Infine c’è anche un quarto problema. Che è di natura politica. Perché il decreto della settimana scorsa – deludente rispetto alle tante aspettative alimentate dagli annunci - ha prodotto uno strascico polemico evidente dei Cinque Stelle verso il presidente del Consiglio Conte, mentre la Lega con Salvini si è astenuta da rilievi critici. Secondo Costituzione, a Conte spetta la titolarità dell’indirizzo politico del governo. Ed è bene che la eserciti, sul Ponte Morandi come su tutte le materie più delicate che identificano il profilo politico più alto del governo: dalla politica di bilancio, che presto vedrà i suoi nodi venire al pettine con la Nota di aggiornamento al Def e la legge di bilancio per il 2019 con una scelta sul deficit programmatico che sarà tra le più politiche sinora assunte dall’esecutivo, alla politica europea ed estera.

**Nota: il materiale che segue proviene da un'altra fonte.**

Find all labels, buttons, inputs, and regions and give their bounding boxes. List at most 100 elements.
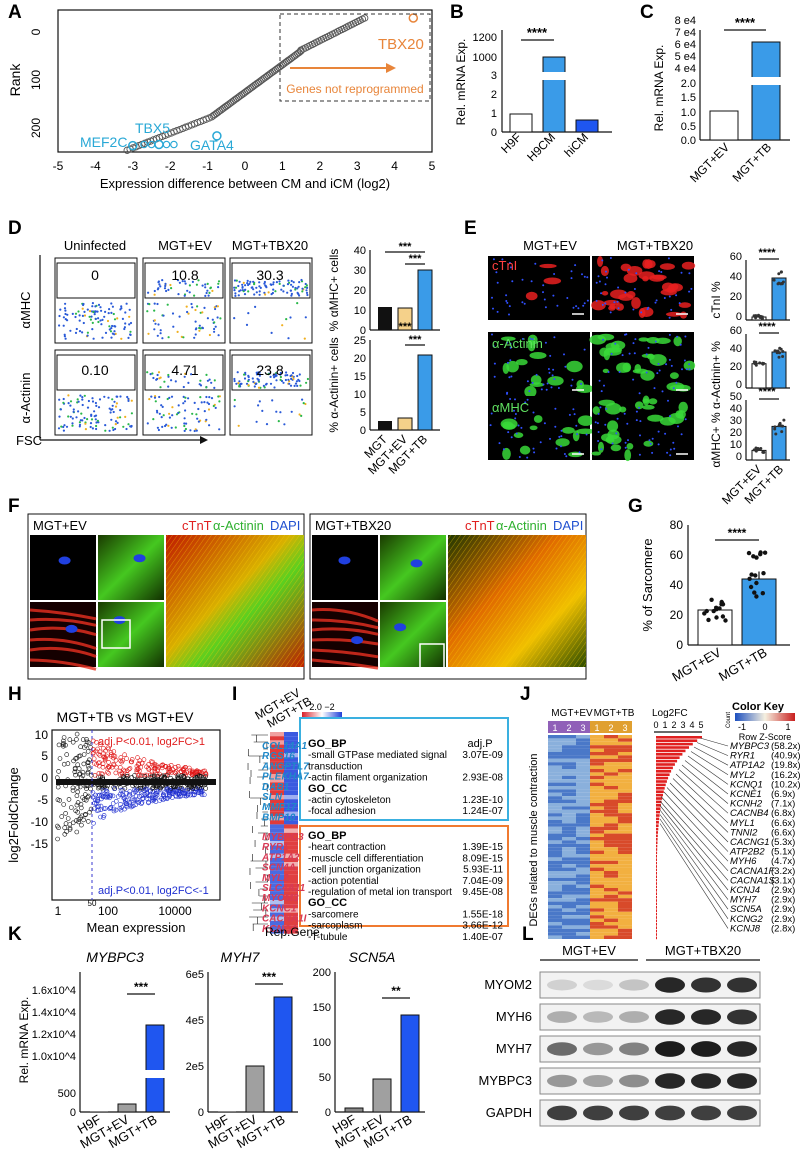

Come si vede, è molto delicato l’intreccio dei fattori diversi che si annodano intorno alle scelte oggi al centro dell’incontro di Palazzo Chigi. Vi sono da sciogliere nodi giuridici, tecnici, istituzionali e politici. La vicenda Ilva si è conclusa con la vittoria del realismo sull’azzardo. Ci auguriamo che altrettanto accada oggi: pensando alle esigenze di Genova e dell’Italia, evitando ogni fuga in avanti verso toni giacobini e misure giustizialiste che confondano l’emergenza del ponte Morandi con ciò che toccherà solo alle indagini amministrative e penali in corso stabilire, sulle precise responsabilità del concessionario privato e del concedente pubblico in ordine a ciò che ha portato al crollo dell’opera e al terribile bilancio di 43 vittime.